En el mundo adulto solemos decir una cosa y hacer otra. En el terreno digital, esa contradicción es clara: mientras declaramos que lo ideal es entregar un celular a los 13 años, muchos niños acceden a uno propio antes de los 10. Ese momento no es menor: cuando reciben un celular, se duplica su conexión diaria a internet. El ingreso al universo digital es abrupto, disruptivo y muchas veces solitario.

Como adultos, entregamos dispositivos por comodidad, seguridad o miedo a que queden fuera de lo social, pero lo hacemos sin acompañamiento real. Aunque estamos hiperconectados —casi 9 horas diarias—, también estamos desconectados del tiempo compartido: casi la mitad de madres y padres admite distraerse con el celular estando con sus hijos.

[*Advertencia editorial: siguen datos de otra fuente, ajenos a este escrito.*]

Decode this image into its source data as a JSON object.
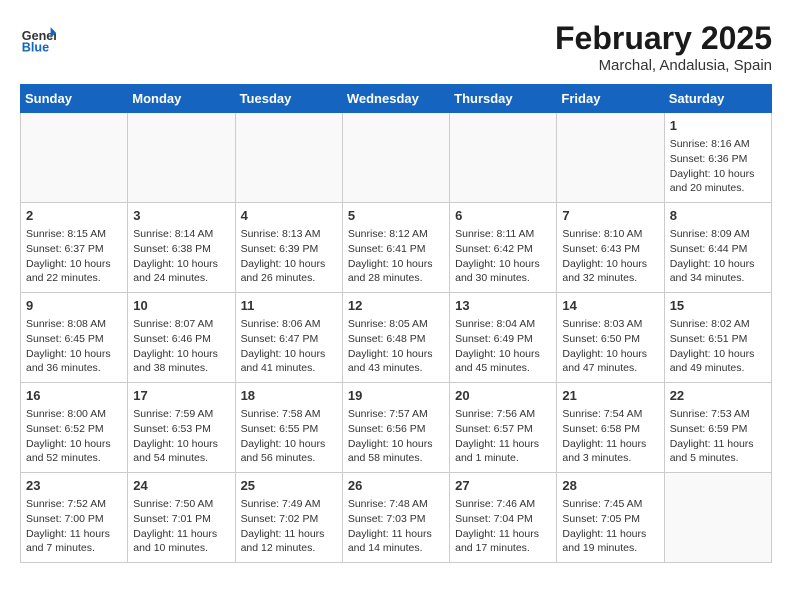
{
  "header": {
    "logo_general": "General",
    "logo_blue": "Blue",
    "month": "February 2025",
    "location": "Marchal, Andalusia, Spain"
  },
  "days_of_week": [
    "Sunday",
    "Monday",
    "Tuesday",
    "Wednesday",
    "Thursday",
    "Friday",
    "Saturday"
  ],
  "weeks": [
    [
      {
        "day": "",
        "info": ""
      },
      {
        "day": "",
        "info": ""
      },
      {
        "day": "",
        "info": ""
      },
      {
        "day": "",
        "info": ""
      },
      {
        "day": "",
        "info": ""
      },
      {
        "day": "",
        "info": ""
      },
      {
        "day": "1",
        "info": "Sunrise: 8:16 AM\nSunset: 6:36 PM\nDaylight: 10 hours and 20 minutes."
      }
    ],
    [
      {
        "day": "2",
        "info": "Sunrise: 8:15 AM\nSunset: 6:37 PM\nDaylight: 10 hours and 22 minutes."
      },
      {
        "day": "3",
        "info": "Sunrise: 8:14 AM\nSunset: 6:38 PM\nDaylight: 10 hours and 24 minutes."
      },
      {
        "day": "4",
        "info": "Sunrise: 8:13 AM\nSunset: 6:39 PM\nDaylight: 10 hours and 26 minutes."
      },
      {
        "day": "5",
        "info": "Sunrise: 8:12 AM\nSunset: 6:41 PM\nDaylight: 10 hours and 28 minutes."
      },
      {
        "day": "6",
        "info": "Sunrise: 8:11 AM\nSunset: 6:42 PM\nDaylight: 10 hours and 30 minutes."
      },
      {
        "day": "7",
        "info": "Sunrise: 8:10 AM\nSunset: 6:43 PM\nDaylight: 10 hours and 32 minutes."
      },
      {
        "day": "8",
        "info": "Sunrise: 8:09 AM\nSunset: 6:44 PM\nDaylight: 10 hours and 34 minutes."
      }
    ],
    [
      {
        "day": "9",
        "info": "Sunrise: 8:08 AM\nSunset: 6:45 PM\nDaylight: 10 hours and 36 minutes."
      },
      {
        "day": "10",
        "info": "Sunrise: 8:07 AM\nSunset: 6:46 PM\nDaylight: 10 hours and 38 minutes."
      },
      {
        "day": "11",
        "info": "Sunrise: 8:06 AM\nSunset: 6:47 PM\nDaylight: 10 hours and 41 minutes."
      },
      {
        "day": "12",
        "info": "Sunrise: 8:05 AM\nSunset: 6:48 PM\nDaylight: 10 hours and 43 minutes."
      },
      {
        "day": "13",
        "info": "Sunrise: 8:04 AM\nSunset: 6:49 PM\nDaylight: 10 hours and 45 minutes."
      },
      {
        "day": "14",
        "info": "Sunrise: 8:03 AM\nSunset: 6:50 PM\nDaylight: 10 hours and 47 minutes."
      },
      {
        "day": "15",
        "info": "Sunrise: 8:02 AM\nSunset: 6:51 PM\nDaylight: 10 hours and 49 minutes."
      }
    ],
    [
      {
        "day": "16",
        "info": "Sunrise: 8:00 AM\nSunset: 6:52 PM\nDaylight: 10 hours and 52 minutes."
      },
      {
        "day": "17",
        "info": "Sunrise: 7:59 AM\nSunset: 6:53 PM\nDaylight: 10 hours and 54 minutes."
      },
      {
        "day": "18",
        "info": "Sunrise: 7:58 AM\nSunset: 6:55 PM\nDaylight: 10 hours and 56 minutes."
      },
      {
        "day": "19",
        "info": "Sunrise: 7:57 AM\nSunset: 6:56 PM\nDaylight: 10 hours and 58 minutes."
      },
      {
        "day": "20",
        "info": "Sunrise: 7:56 AM\nSunset: 6:57 PM\nDaylight: 11 hours and 1 minute."
      },
      {
        "day": "21",
        "info": "Sunrise: 7:54 AM\nSunset: 6:58 PM\nDaylight: 11 hours and 3 minutes."
      },
      {
        "day": "22",
        "info": "Sunrise: 7:53 AM\nSunset: 6:59 PM\nDaylight: 11 hours and 5 minutes."
      }
    ],
    [
      {
        "day": "23",
        "info": "Sunrise: 7:52 AM\nSunset: 7:00 PM\nDaylight: 11 hours and 7 minutes."
      },
      {
        "day": "24",
        "info": "Sunrise: 7:50 AM\nSunset: 7:01 PM\nDaylight: 11 hours and 10 minutes."
      },
      {
        "day": "25",
        "info": "Sunrise: 7:49 AM\nSunset: 7:02 PM\nDaylight: 11 hours and 12 minutes."
      },
      {
        "day": "26",
        "info": "Sunrise: 7:48 AM\nSunset: 7:03 PM\nDaylight: 11 hours and 14 minutes."
      },
      {
        "day": "27",
        "info": "Sunrise: 7:46 AM\nSunset: 7:04 PM\nDaylight: 11 hours and 17 minutes."
      },
      {
        "day": "28",
        "info": "Sunrise: 7:45 AM\nSunset: 7:05 PM\nDaylight: 11 hours and 19 minutes."
      },
      {
        "day": "",
        "info": ""
      }
    ]
  ]
}
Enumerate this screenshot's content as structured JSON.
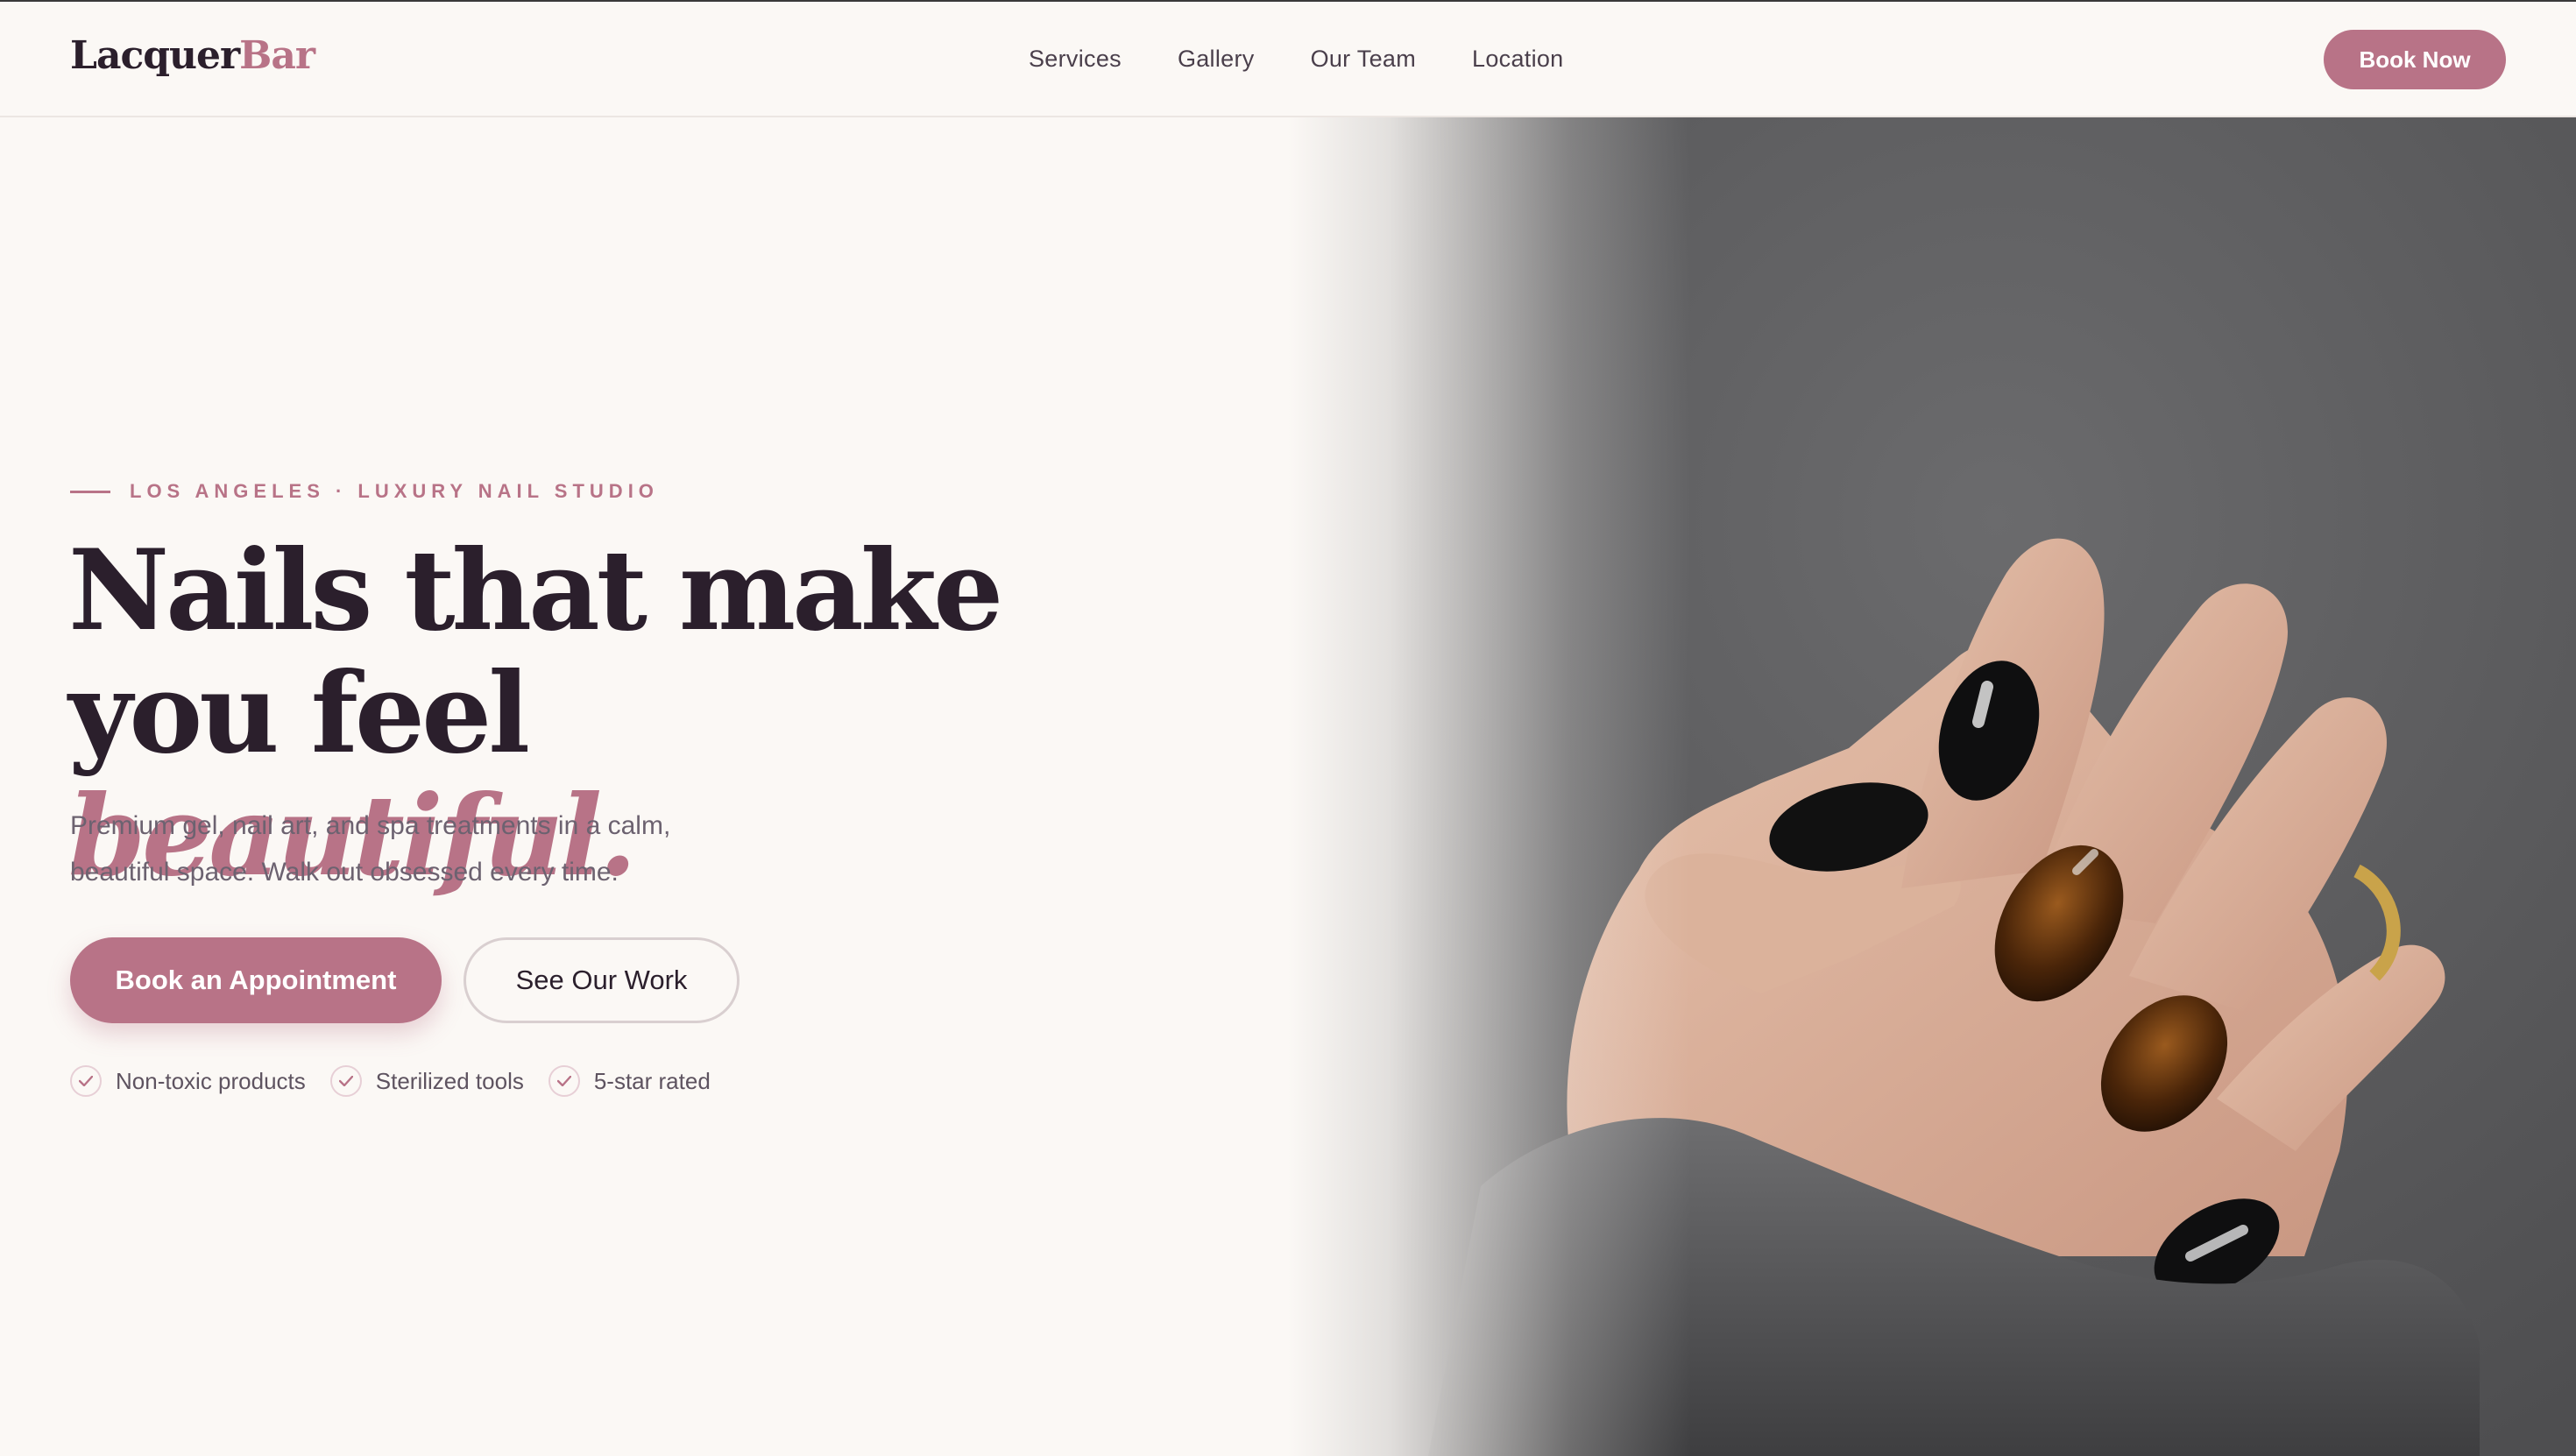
{
  "brand": {
    "name_part1": "Lacquer",
    "name_part2": "Bar",
    "accent_color": "#b87387"
  },
  "nav": {
    "items": [
      "Services",
      "Gallery",
      "Our Team",
      "Location"
    ]
  },
  "header": {
    "cta_label": "Book Now"
  },
  "hero": {
    "eyebrow": "LOS ANGELES · LUXURY NAIL STUDIO",
    "headline_line1": "Nails that make",
    "headline_line2_start": "you feel",
    "headline_accent": "beautiful.",
    "lede_line1": "Premium gel, nail art, and spa treatments in a calm,",
    "lede_line2": "beautiful space. Walk out obsessed every time.",
    "primary_cta": "Book an Appointment",
    "secondary_cta": "See Our Work",
    "badges": [
      "Non-toxic products",
      "Sterilized tools",
      "5-star rated"
    ],
    "image_description_icon": "hand-with-manicure-photo"
  }
}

Así, muchos niños y adolescentes navegan un mundo digital complejo con escasos referentes. La tecnología no es el enemigo, pero sí un entorno que exige habilidades, criterio y acompañamiento. Ellos se autoperciben hábiles, pero saber usar no implica saber interpretar ni protegerse. Las altas habilidades técnicas conviven con bajos niveles de pensamiento crítico.

Esa asimetría tiene consecuencias. El uso problemático de pantallas ya es una realidad: deprivación de sueño, fatiga visual, ansiedad, e incluso depresión. En Argentina y la región, estas afecciones se acentúan. La mitad de los padres está preocupada por la salud mental de sus hijos, y muchos temen que no se animen a hablar con ellos.

Según el U-Report de Unicef, lo que más afecta la salud mental adolescente es el bullying y el cyberbullying. Los riesgos digitales —contenido inapropiado, contacto con desconocidos, apuestas online— son reales y cotidianos, y muchos los enfrentan sin guía.

El ecosistema escolar también evidencia tensiones: familias y docentes coinciden en que los celulares afectan la atención y el rendimiento. Algunas escuelas en el mundo ya restringen su uso en el aula.

Frente a esto, la mediación adulta es clave. Enseñar a usar bien internet no es solo cuestión de filtros: es cuestión de presencia. De diálogo y acompañamiento. A mayor mediación activa, menor exposición a riesgos. No basta con saber usar la tecnología: hay que entenderla, cuestionarla y aprender a cuidarse en ella.

El problema es que como adultos tampoco hemos desarrollado del todo esas habilidades. Muchas veces usamos la tecnología desde la inmediatez o el escapismo. ¿Cómo enseñar un uso responsable si no revisamos el propio? ¿Cómo promover descanso digital si no logramos despegar la vista de las pantallas?

La convivencia digital necesita cuidados. Y esos cuidados no los garantiza una app ni una política de privacidad, sino una conversación, una escucha atenta, una presencia real. No se trata de demonizar la tecnología. Puede mejorar la vida, abrir oportunidades, acortar distancias. Pero su impacto no es neutral, y en las infancias ese impacto se multiplica. Lo que hagamos —o dejemos de hacer— hoy como adultos definirá cómo habitarán el mundo digital mañana.

No basta con control parental. Necesitamos una nueva cultura digital compartida, donde la habilidad técnica se acompañe de criterio ético y emocional. Y donde los adultos asumamos nuestro rol, no como censores, sino como guías. En definitiva, la pregunta no es solo qué tecnología usan nuestros hijos. La pregunta es: ¿quién los acompaña mientras la usan?